The main properties of the PV loop can be described by a series of parameters. In addition to the ventricular elastance (Ees), the arterial elastance (Ea) is evaluated as the ratio between end-systolic pressure and stroke volume [Ea = ESP/(EDV - ESV)], and from the ratio of the two elastance values (Ea/Ees) the ventriculo-arterial coupling (VAC) can be calculated. The energetic properties are summarized in term of stroke work (SW), given by the area of the PV loop; the potential energy (PE), given by the area of the triangle made by the ESPVR and the PV loop, which is given by PE = ½ EDP (ESV - V0); the total PV area (PVA = SW + PE); and the work efficiency (WE = SW/PVA). A glossary of the main parameters is reported in Table 3.

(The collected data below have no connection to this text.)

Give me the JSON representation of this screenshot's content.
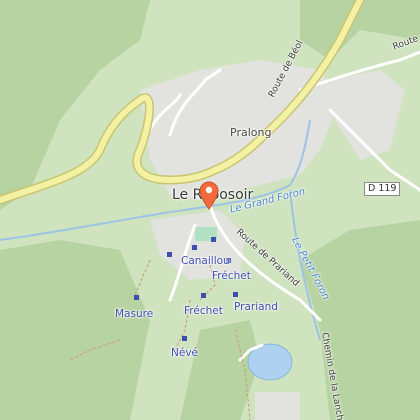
{
  "map": {
    "colors": {
      "background": "#cfe3bf",
      "forest": "#b7d3a2",
      "settlement": "#e2e2de",
      "main_road_fill": "#f3f2a4",
      "main_road_casing": "#c9c56f",
      "minor_road": "#ffffff",
      "river": "#9cc3e6",
      "lake": "#aed1ef",
      "marker": "#f26a3c",
      "transit_stop": "#3f4db0"
    },
    "labels": {
      "village": "Le Reposoir",
      "pralong": "Pralong",
      "canaillou": "Canaillou",
      "frechet_upper": "Fréchet",
      "frechet_lower": "Fréchet",
      "masure": "Masure",
      "prariand": "Prariand",
      "neve": "Névé"
    },
    "roads": {
      "route_de_beol": "Route de Béol",
      "route_de_prariand": "Route de Prariand",
      "route_top_right": "Route d",
      "chemin_de_la_lanche": "Chemin de la Lanche",
      "d119": "D 119"
    },
    "water": {
      "grand_foron": "Le Grand Foron",
      "petit_foron": "Le Petit Foron"
    },
    "icons": {
      "marker": "location-pin-icon",
      "stop": "bus-stop-icon"
    }
  }
}
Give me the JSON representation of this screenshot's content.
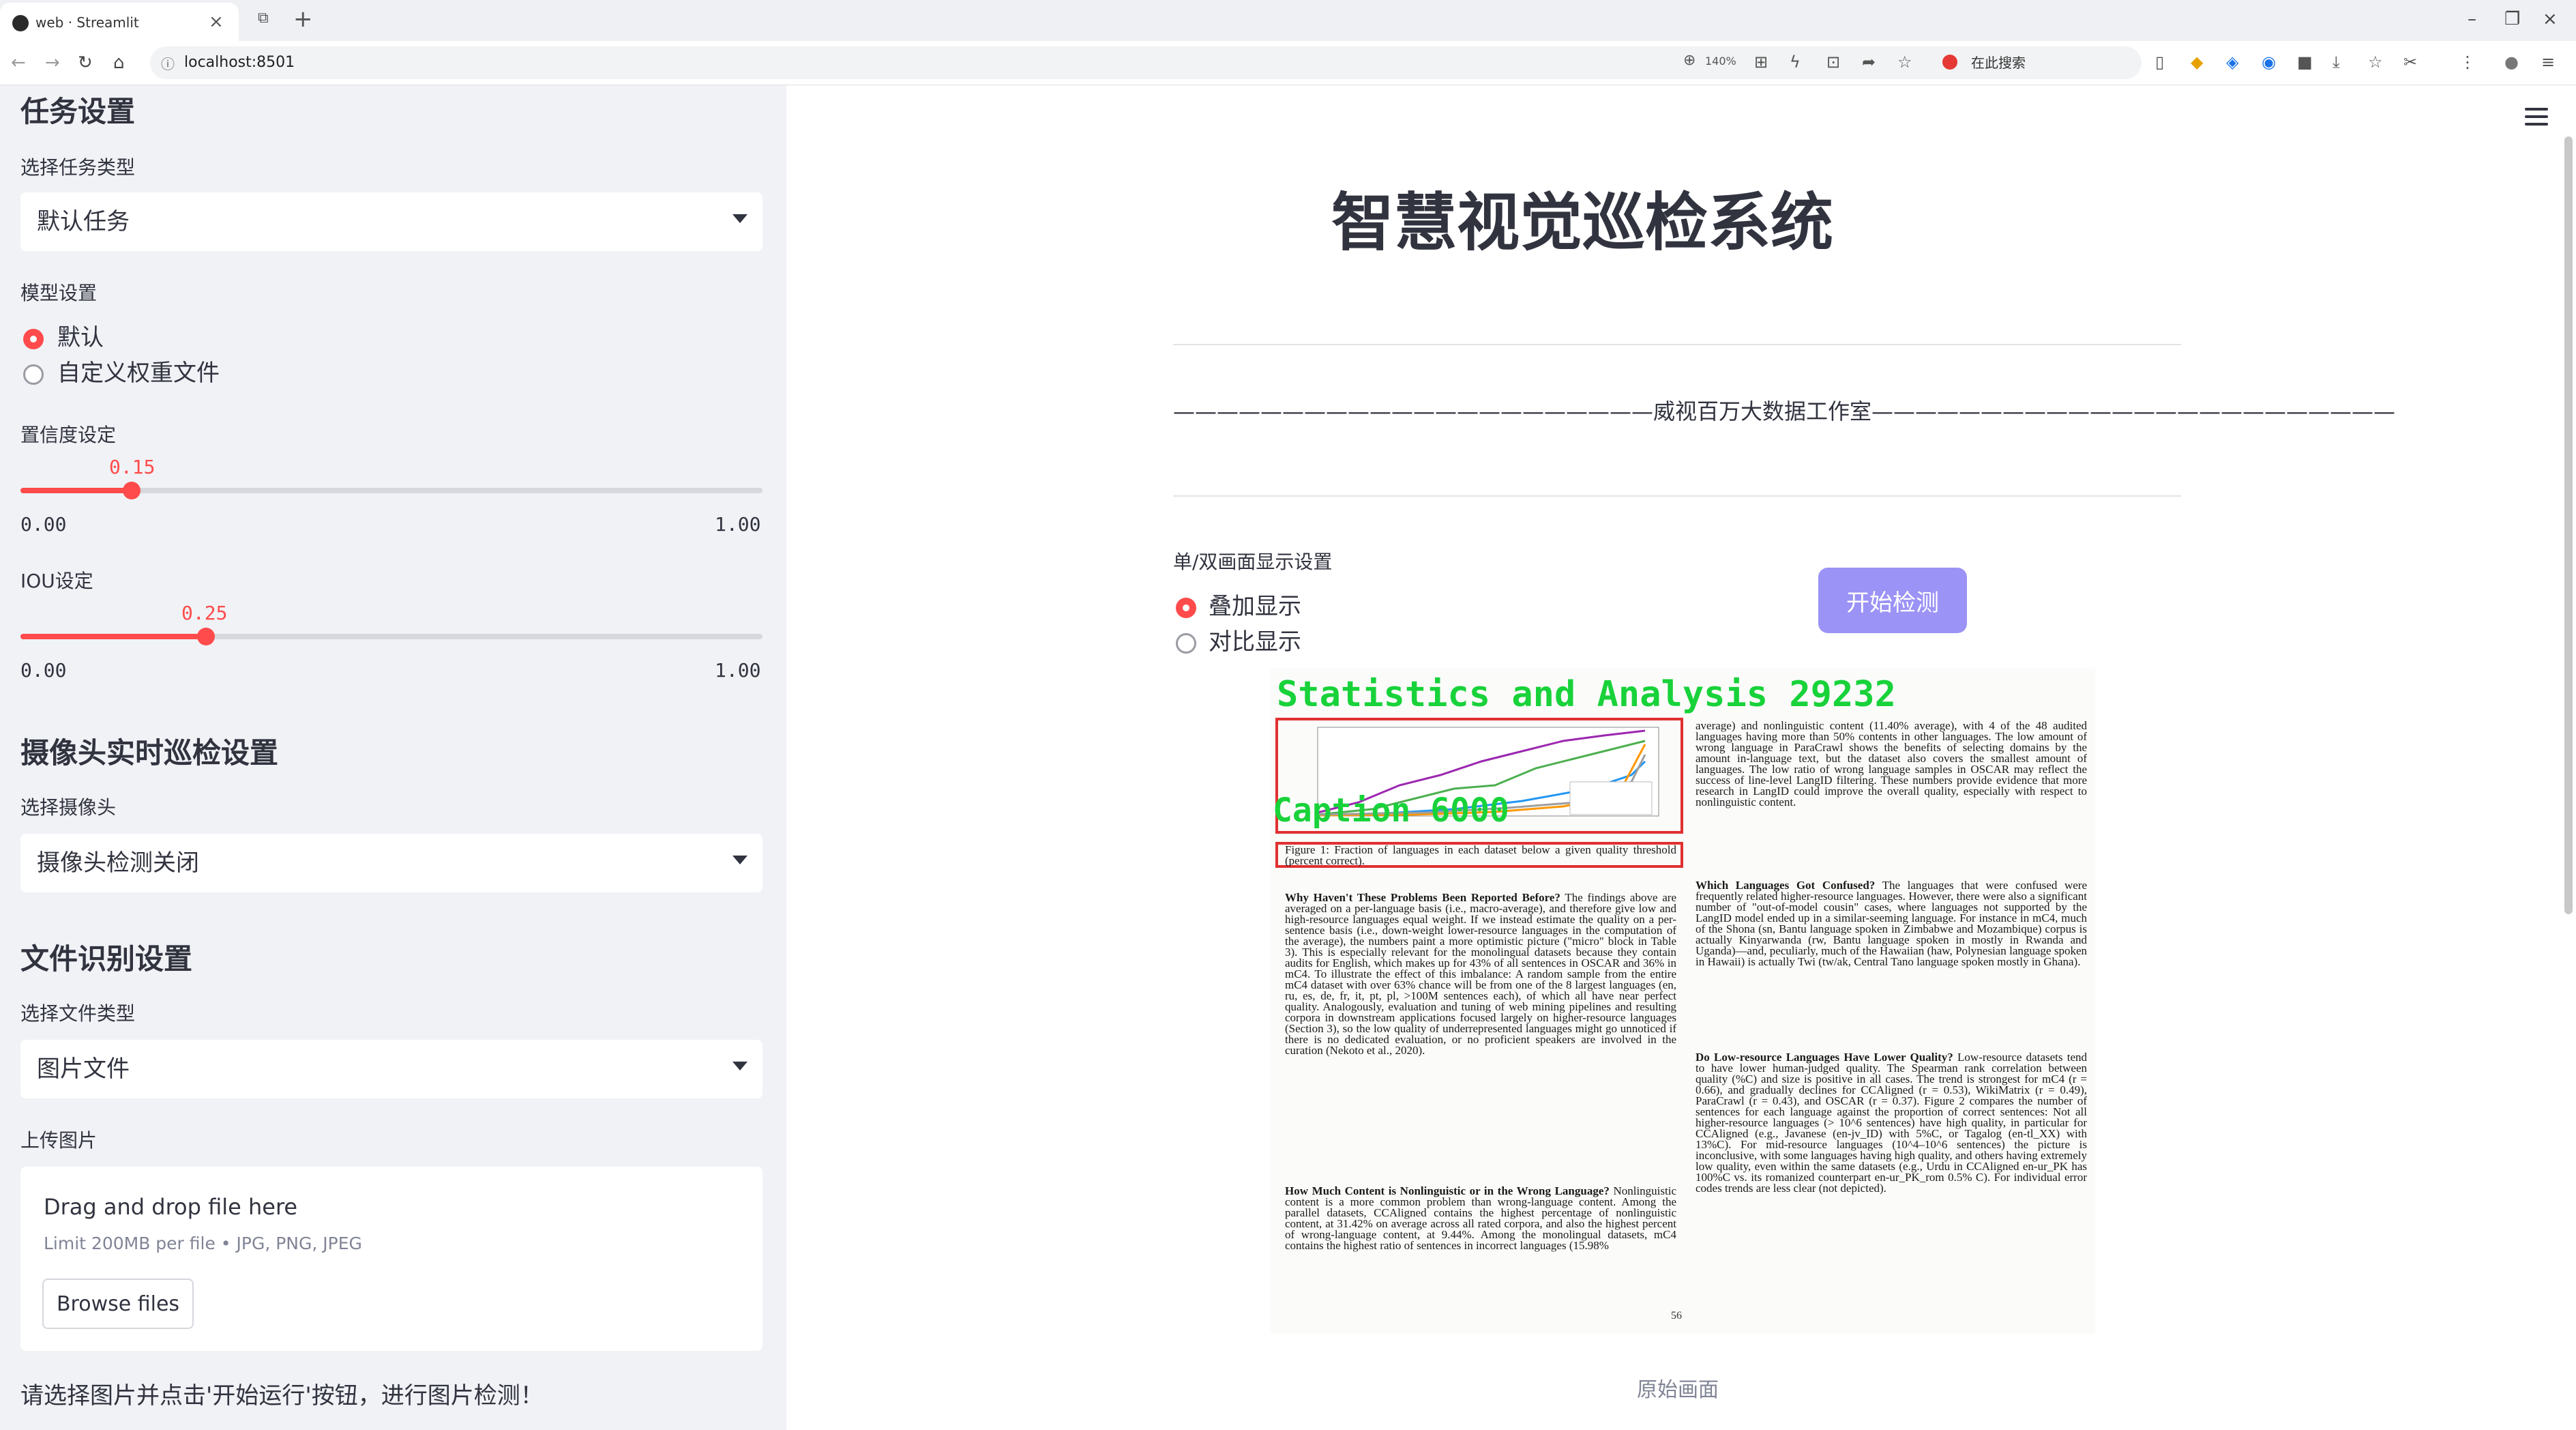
{
  "browser": {
    "tab_title": "web · Streamlit",
    "url": "localhost:8501",
    "zoom": "140%",
    "search_placeholder": "在此搜索"
  },
  "sidebar": {
    "task_section_title": "任务设置",
    "task_type_label": "选择任务类型",
    "task_type_value": "默认任务",
    "model_label": "模型设置",
    "model_options": [
      "默认",
      "自定义权重文件"
    ],
    "model_selected": "默认",
    "confidence_label": "置信度设定",
    "confidence_value": "0.15",
    "confidence_fraction": 0.15,
    "iou_label": "IOU设定",
    "iou_value": "0.25",
    "iou_fraction": 0.25,
    "slider_min": "0.00",
    "slider_max": "1.00",
    "camera_section_title": "摄像头实时巡检设置",
    "camera_label": "选择摄像头",
    "camera_value": "摄像头检测关闭",
    "file_section_title": "文件识别设置",
    "file_type_label": "选择文件类型",
    "file_type_value": "图片文件",
    "upload_label": "上传图片",
    "upload_drag_text": "Drag and drop file here",
    "upload_limit_text": "Limit 200MB per file • JPG, PNG, JPEG",
    "browse_button": "Browse files",
    "hint_text": "请选择图片并点击'开始运行'按钮，进行图片检测！"
  },
  "main": {
    "title": "智慧视觉巡检系统",
    "studio_line": "——————————————————————威视百万大数据工作室————————————————————————",
    "display_label": "单/双画面显示设置",
    "display_options": [
      "叠加显示",
      "对比显示"
    ],
    "display_selected": "叠加显示",
    "start_button": "开始检测",
    "image_caption": "原始画面",
    "detections": [
      {
        "label": "Statistics and Analysis 29232"
      },
      {
        "label": "Caption 6000"
      }
    ],
    "document": {
      "figure_caption": "Figure 1: Fraction of languages in each dataset below a given quality threshold (percent correct).",
      "left_col_p1_head": "Why Haven't These Problems Been Reported Before?",
      "left_col_p1": "The findings above are averaged on a per-language basis (i.e., macro-average), and therefore give low and high-resource languages equal weight. If we instead estimate the quality on a per-sentence basis (i.e., down-weight lower-resource languages in the computation of the average), the numbers paint a more optimistic picture (\"micro\" block in Table 3). This is especially relevant for the monolingual datasets because they contain audits for English, which makes up for 43% of all sentences in OSCAR and 36% in mC4. To illustrate the effect of this imbalance: A random sample from the entire mC4 dataset with over 63% chance will be from one of the 8 largest languages (en, ru, es, de, fr, it, pt, pl, >100M sentences each), of which all have near perfect quality. Analogously, evaluation and tuning of web mining pipelines and resulting corpora in downstream applications focused largely on higher-resource languages (Section 3), so the low quality of underrepresented languages might go unnoticed if there is no dedicated evaluation, or no proficient speakers are involved in the curation (Nekoto et al., 2020).",
      "left_col_p2_head": "How Much Content is Nonlinguistic or in the Wrong Language?",
      "left_col_p2": "Nonlinguistic content is a more common problem than wrong-language content. Among the parallel datasets, CCAligned contains the highest percentage of nonlinguistic content, at 31.42% on average across all rated corpora, and also the highest percent of wrong-language content, at 9.44%. Among the monolingual datasets, mC4 contains the highest ratio of sentences in incorrect languages (15.98%",
      "right_col_p1": "average) and nonlinguistic content (11.40% average), with 4 of the 48 audited languages having more than 50% contents in other languages. The low amount of wrong language in ParaCrawl shows the benefits of selecting domains by the amount in-language text, but the dataset also covers the smallest amount of languages. The low ratio of wrong language samples in OSCAR may reflect the success of line-level LangID filtering. These numbers provide evidence that more research in LangID could improve the overall quality, especially with respect to nonlinguistic content.",
      "right_col_p2_head": "Which Languages Got Confused?",
      "right_col_p2": "The languages that were confused were frequently related higher-resource languages. However, there were also a significant number of \"out-of-model cousin\" cases, where languages not supported by the LangID model ended up in a similar-seeming language. For instance in mC4, much of the Shona (sn, Bantu language spoken in Zimbabwe and Mozambique) corpus is actually Kinyarwanda (rw, Bantu language spoken in mostly in Rwanda and Uganda)—and, peculiarly, much of the Hawaiian (haw, Polynesian language spoken in Hawaii) is actually Twi (tw/ak, Central Tano language spoken mostly in Ghana).",
      "right_col_p3_head": "Do Low-resource Languages Have Lower Quality?",
      "right_col_p3": "Low-resource datasets tend to have lower human-judged quality. The Spearman rank correlation between quality (%C) and size is positive in all cases. The trend is strongest for mC4 (r = 0.66), and gradually declines for CCAligned (r = 0.53), WikiMatrix (r = 0.49), ParaCrawl (r = 0.43), and OSCAR (r = 0.37). Figure 2 compares the number of sentences for each language against the proportion of correct sentences: Not all higher-resource languages (> 10^6 sentences) have high quality, in particular for CCAligned (e.g., Javanese (en-jv_ID) with 5%C, or Tagalog (en-tl_XX) with 13%C). For mid-resource languages (10^4–10^6 sentences) the picture is inconclusive, with some languages having high quality, and others having extremely low quality, even within the same datasets (e.g., Urdu in CCAligned en-ur_PK has 100%C vs. its romanized counterpart en-ur_PK_rom 0.5% C). For individual error codes trends are less clear (not depicted).",
      "page_number": "56",
      "mini_chart_legend": [
        "CCAligned",
        "ParaCrawl",
        "WikiMatrix",
        "OSCAR",
        "mC4"
      ]
    }
  },
  "colors": {
    "accent": "#ff4b4b",
    "sidebar_bg": "#f0f2f6",
    "start_button": "#9b93f5",
    "detection_label": "#18d23a",
    "detection_box": "#e03030"
  },
  "icons": [
    "menu-icon",
    "back-icon",
    "forward-icon",
    "reload-icon",
    "home-icon",
    "caret-down-icon"
  ]
}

Table 3 Glossary of terms.

Inter-observer reproducibility for TTE-derived VAC was evaluated in our laboratory and found to be moderate to good (Ees: ICC 0.88 [0.61–0.97], p = 0.001; Ea: ICC 0.71 [0.06–0.91], p = 0.014; VAC: ICC 0.67 [0.01–0.90], p = 0.029), and intra-observer reproducibility was good to excellent (Ees: ICC 0.94 [0.79–0.98], p < 0.001; Ea: ICC 0.97 [0.89–0.99], p < 0.001; VAC: ICC 0.73 [0.12–0.92], p = 0.018).

Statistical analysis

The Shapiro-Wilk test was used to evaluate the normality of continuous data distributions. Based on these results, paired t-tests were applied for normally distributed variables, whereas the Wilcoxon signed-rank test was used when the assumption of normality was not met. Agreement between CMR- and TTE-derived parameters was further examined with Bland–Altman analyses. Correlation analyses between PV loop parameters and other markers of LV function were performed using Spearman’s or Pearson’s methods as appropriate, and the results were visualized in the form of heatmaps. Each cell in the heatmap represents the correlation coefficient between a pair of variables, with values ranging from − 1 (very strong negative correlation) to + 1 (very strong positive correlation), and 0 indicating no association. The strength of correlation was classified as weak (|𝛒| <0.30), moderate (|𝛒| = 0.30–0.39), strong (|𝛒| = 0.40–0.69), or very strong (|𝛒| >0.70). These visualizations were used to assess modality-specific variations. To provide a quantitative summary of the overall correlation between PV loop parameters and LV function standard markers, the mean absolute correlation coefficient (|𝛒|) was calculated across all variable pairs separately for CMR and TTE. The bootstrap comparison approach (1,000 resampling) was used to estimate 95% CI for the mean |𝛒| and to assess the difference in mean |𝛒| between imaging modalities. All statistical analyses were performed in Stata version 18.0 (StataCorp, College Station, TX), and the statistical significance level was defined as a p-value below 0.05.